JAKARTA – Maraknya pemberitaan terkait mahar Parpol (Parpol) terhadap kandidat Paslon (Pasangan Calon) Pilkada Serentak menggelitik banyak pihak untuk dikaji. Tidak adanya regulasi yang jelas terhadap sanksi para tersangka, baik itu kandidat paslon, pihak penerima, ataupun Parpol itu sendiri menjadikan ‘mahar’ sebagai budaya politik yang semakin mengakar.

Hal ini bukan hanya menjadikan yang berduit untuk berkuasa, tetapi menjadi bibit awal korupsi berkembang. “Tidak mungkin kalau hanya mengandalkan gaji dan tunjangan Kepala Daerah, mereka yang terpilih bisa balik modal, pasti harus ‘bermain’ di APBD supaya bisa balik modal,” terang Syamsuddin Haris, Ketua Peneliti LIPI dalam FGD (Focused Group Discussion) “Pilkada Sedot Dana ke Pusat: Dampaknya Terhadap Perekonomian Daerah” yang diselenggarakan Puslitbang Keuangan Daerah, Selasa, (13/02) di Aula BPP

Pada acara yang sama, hadir pula sejumlah narasumber ahli seperti Ubedillah Badrun (Dosen Univ.
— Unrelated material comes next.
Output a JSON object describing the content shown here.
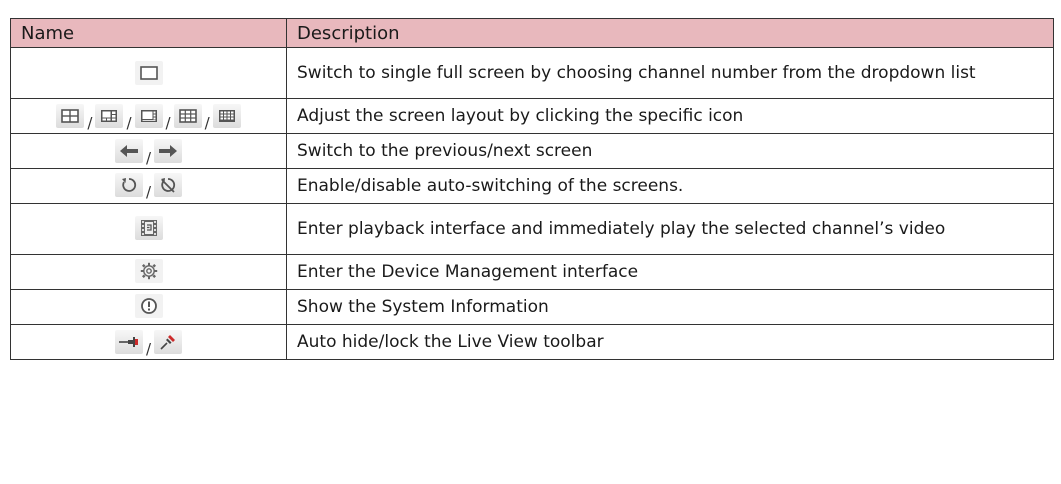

Negeri Jakarta), Donal Fariz (Indonesian Corruption Watch), dan Eko Listianto (Institute for Development of Economics & Finance) yang ikut berkomentar dan memberi masukan peneliti Pusat Keuda BPP dalam melakukan kajian terkait Dana Pilkada Dampaknya Terhadap Perekonomian Daerah.

Ubedillah mengatakan, mahar politik akan secara sistematik pada waktunya akan mendorong kepala daerah terpilih untuk melakukan tindak korupsi. “Menurut hasil penelitian Puspol Indonesia pada 2017, biaya mahar pilkada tingkat kota kisaran 5 sampai 30 milliar, di tingkat Kabupaten sebesar 10 sampai 50 milliar, dan di tingkat provinsi 100 hingga 500 milliar,” paparnya.

Dana sebesar itu menurutnya, didapati melebihi dari harta kas mereka hingga 51,4 persen. “Bahkan hasil kajian KPK terhadap responden tang notabennya adalah bekas calon kepala daerah, mereka mengeluarkan dana tersebut dari donator. Sebanyak 56,3 persen donator kampante mengharapkan balasan atau uangnya kembali dari calon kandidat terpilih, 75,8 persen responden mengatakan akan mengabulkan harapan donator berupa kemudahan perizinan usaha, pembagian jatah APBD dari calon Kepala Daerah terpilih,” terang Ubed.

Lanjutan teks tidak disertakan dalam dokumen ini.